Connect providers in Featureform
Register offline providers and Redis online stores for Featureform workflows.
Use providers to connect Featureform to the systems where your data already lives.
In most deployments, you'll register:
- offline providers store or compute source data and transformed data
- online providers serve low-latency feature values to applications
Redis is the online provider in the Featureform workflow.
Before you begin
Before you register providers, make sure you have:
- network access from Featureform to the systems you want to register
- credentials for each provider
- a clear decision about which system is authoritative for offline feature computation
- a Redis deployment for online serving
Featureform's current provider APIs rely heavily on catalog configuration. For Snowflake and Databricks, make sure you choose the catalog model before you register providers or datasets.
Offline providers
Featureform supports several offline systems, including:
- Snowflake
- BigQuery
- Databricks or Spark
Register the offline provider that matches your existing analytics or feature engineering environment.
Online provider
Register Redis as the inference store for low-latency serving:
redis = client.register_redis(
name="redis-prod",
host="redis.example.com",
port=6379,
password="redis_password",
)
If your deployment requires TLS or ACL configuration, use the connection options supported by your current Featureform release and align them with your Redis security standards.

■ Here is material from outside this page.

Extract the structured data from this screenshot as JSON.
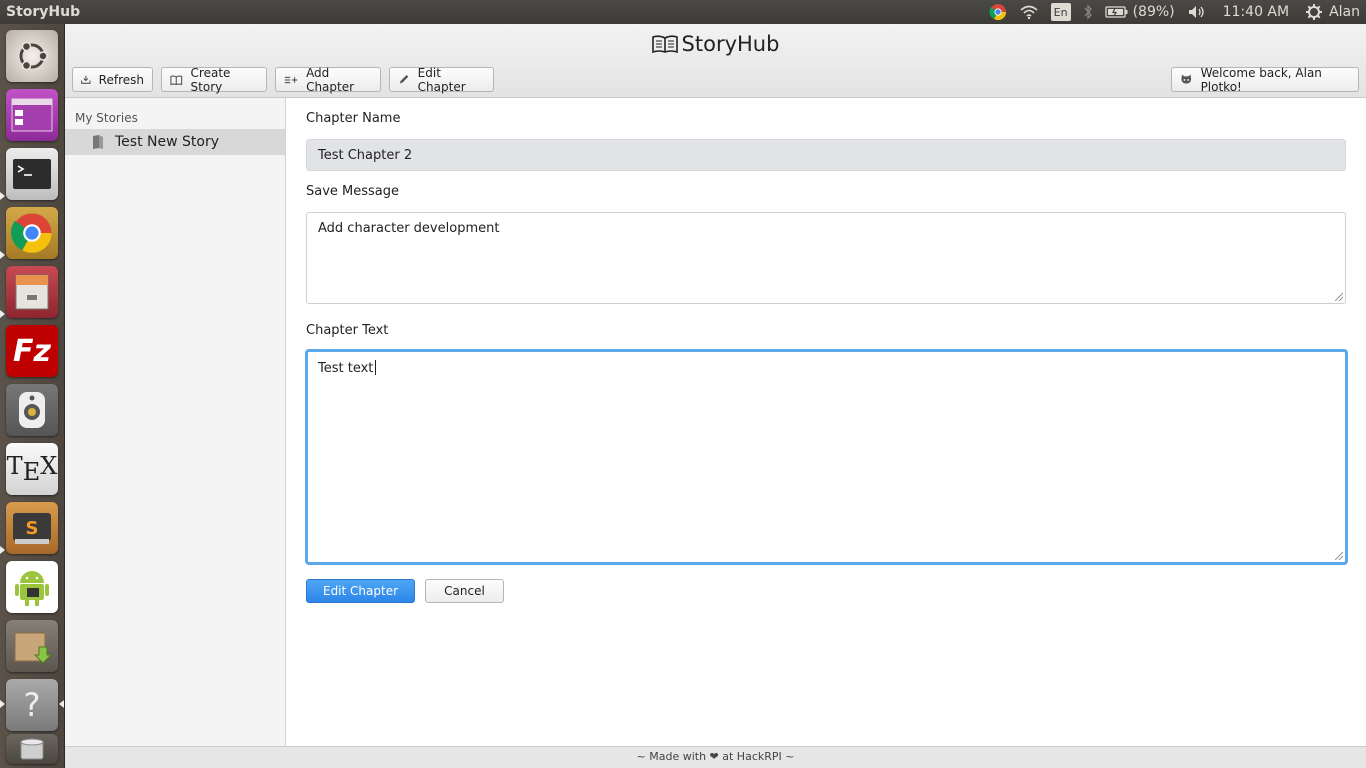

For secured Redis deployments, you can also configure ACL usernames and TLS settings explicitly:
import featureform as ff
redis = client.register_redis(
name="redis-cloud",
host="redis.example.com",
port=6379,
username="default",
password="super-secret",
ssl_mode=True,
tls=ff.RedisTLSConfig(
ca_cert=redis_ca_pem,
server_name="redis.example.com",
),
)
Snowflake
Configure the catalog first, then register Snowflake with key-pair authentication. Key-pair authentication is the recommended method, and password authentication is being deprecated.
import featureform as ff
from featureform import SnowflakeCatalog, SnowflakeDynamicTableConfig, RefreshMode, Initialize
catalog = SnowflakeCatalog(
external_volume="my_external_volume",
base_location="s3://my-bucket/iceberg/",
catalog_table_config=SnowflakeDynamicTableConfig(
refresh_mode=RefreshMode.FULL,
initialize=Initialize.ON_CREATE,
target_lag="1 hour",
),
)
snowflake = client.register_snowflake(
name="snowflake-prod",
account="your_account",
organization="your_org",
username="featureform_user",
key_pair=ff.SnowflakeKeyPairConfig(
private_key_path="/secrets/snowflake/private_key.pem",
),
database="FEATURE_DB",
schema="PUBLIC",
warehouse="COMPUTE_WH",
catalog=catalog,
)
Use Snowflake when your feature engineering workflow already centers on warehouse-native tables, Iceberg-backed tables, or dynamic table pipelines.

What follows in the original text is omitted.